Murshidism (المرشدية) is a religious movement (Note: As described by Sājī al-Murshid, the last official head of Murshidism, though still considered a branch of Islam by Murshidis.) formed as an offshoot of Alawism, itself also an offshoot of Shia Islam, with influences from Gnostic traditions. Its adherents, referred to as Murshidis, are estimated to number from 300,000 to 500,000 and are primarily concentrated in western Syria and Damascus.

== Etymology ==
The term Murshidiyya derives from the name of Salman al-Murshid, whom founded the religion in the mid 20th century in Syria.

== Beliefs ==
Murshidis adhere to an extremely broad interpretation of Islam, considering each religion as Islam if they declare obedience to God.

Alongside this, Murshidi beliefs are also centered around metempsychosis and divides the human body into three aspects; the jasad (body), nafs (soul) and rūḥ (soul); only rūḥ is considered part of the Divine Essence, and which will return to the spirit world (‘ālam al-arwāḥ) if through a righteous life. A rebirth within a new body will give the spirit rūḥ a new opportunity to get rid of the physical shell if it did not succeed in a previous life. As a result, Murshidis consider death as a release of the spirit and not as a reason of mourning. Usual Murshidi words of condolence are “Aḥsana Allāh ikhlāṣa-hu” (May Allah make good his salvation or his release).

Alongside this, Murshidis also believe in the idea of free will; according to Murshidi tradition, every person bears complete responsibility for his own deeds that are the results of his own will.

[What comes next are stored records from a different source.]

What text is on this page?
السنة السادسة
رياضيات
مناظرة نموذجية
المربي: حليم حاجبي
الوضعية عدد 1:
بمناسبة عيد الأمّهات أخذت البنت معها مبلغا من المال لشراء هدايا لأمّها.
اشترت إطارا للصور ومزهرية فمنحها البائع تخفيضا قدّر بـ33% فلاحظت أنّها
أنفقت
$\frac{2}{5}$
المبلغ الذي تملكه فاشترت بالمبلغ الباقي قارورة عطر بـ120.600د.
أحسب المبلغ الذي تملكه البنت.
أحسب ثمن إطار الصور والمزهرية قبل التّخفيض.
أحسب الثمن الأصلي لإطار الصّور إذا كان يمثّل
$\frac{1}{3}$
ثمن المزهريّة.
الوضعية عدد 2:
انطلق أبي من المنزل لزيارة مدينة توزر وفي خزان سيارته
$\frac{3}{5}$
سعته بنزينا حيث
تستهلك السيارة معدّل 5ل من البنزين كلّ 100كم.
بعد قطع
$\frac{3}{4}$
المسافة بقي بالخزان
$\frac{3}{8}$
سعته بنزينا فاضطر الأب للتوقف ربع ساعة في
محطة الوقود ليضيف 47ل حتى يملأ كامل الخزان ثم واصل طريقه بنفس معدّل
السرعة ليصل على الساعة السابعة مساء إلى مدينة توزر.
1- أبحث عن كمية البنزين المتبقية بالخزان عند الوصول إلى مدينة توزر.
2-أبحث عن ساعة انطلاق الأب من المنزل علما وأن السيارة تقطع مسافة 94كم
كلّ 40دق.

=== Theology and practices ===

==== Daily Muslim prayers (salah) ====
Unlike other branches of Islam, Murshidis only do two daily Muslim prayers (salah); one at sunrise and another at sunset, both of which are not obligatory.

==== Religious celebrations ====
The only Murshidi religious celebration is the Feast of Joy in God (Īd al-faraḥ bi-Llāh), celebrated every year from 25 August until 27 August. According to the beliefs of the present-day Murshidis, on August 25, Mujīb al-Murshid who is revered as a promised Messiah (al-qā’im al-maw’ūd) proclaimed the beginning of a “new religious message” (ad-da’wa al-jadīda), which according to Murshidis, serves as a new period in human history.

In addition to the Feast of Joy in God, Murshidis also celebrate occasions (munāsabāt) that are not considered as religious celebrations, but are occasions for celebration; the most important being the reunion of the Gassanide people (ittiḥād ash-sha’b al-ghassānī) on July 12, the celebration of Mujīb Murshid's release from prison on October 5, in addition to a night celebration, symbolizing gratitude to God on May 5.

== Differences between Murshidism and Alawism ==
Unlike Alawism, there are no sheikhs in Murshidism; instead, Murshidism is taught by mulaqqin (teachers), whom are elected from the Murshidi community and is responsible for educating young Murshidis in the religious doctrine of Murshidism. Alongside this, Murshidism also involves women in the learning of religious doctrine, unlike Alawism.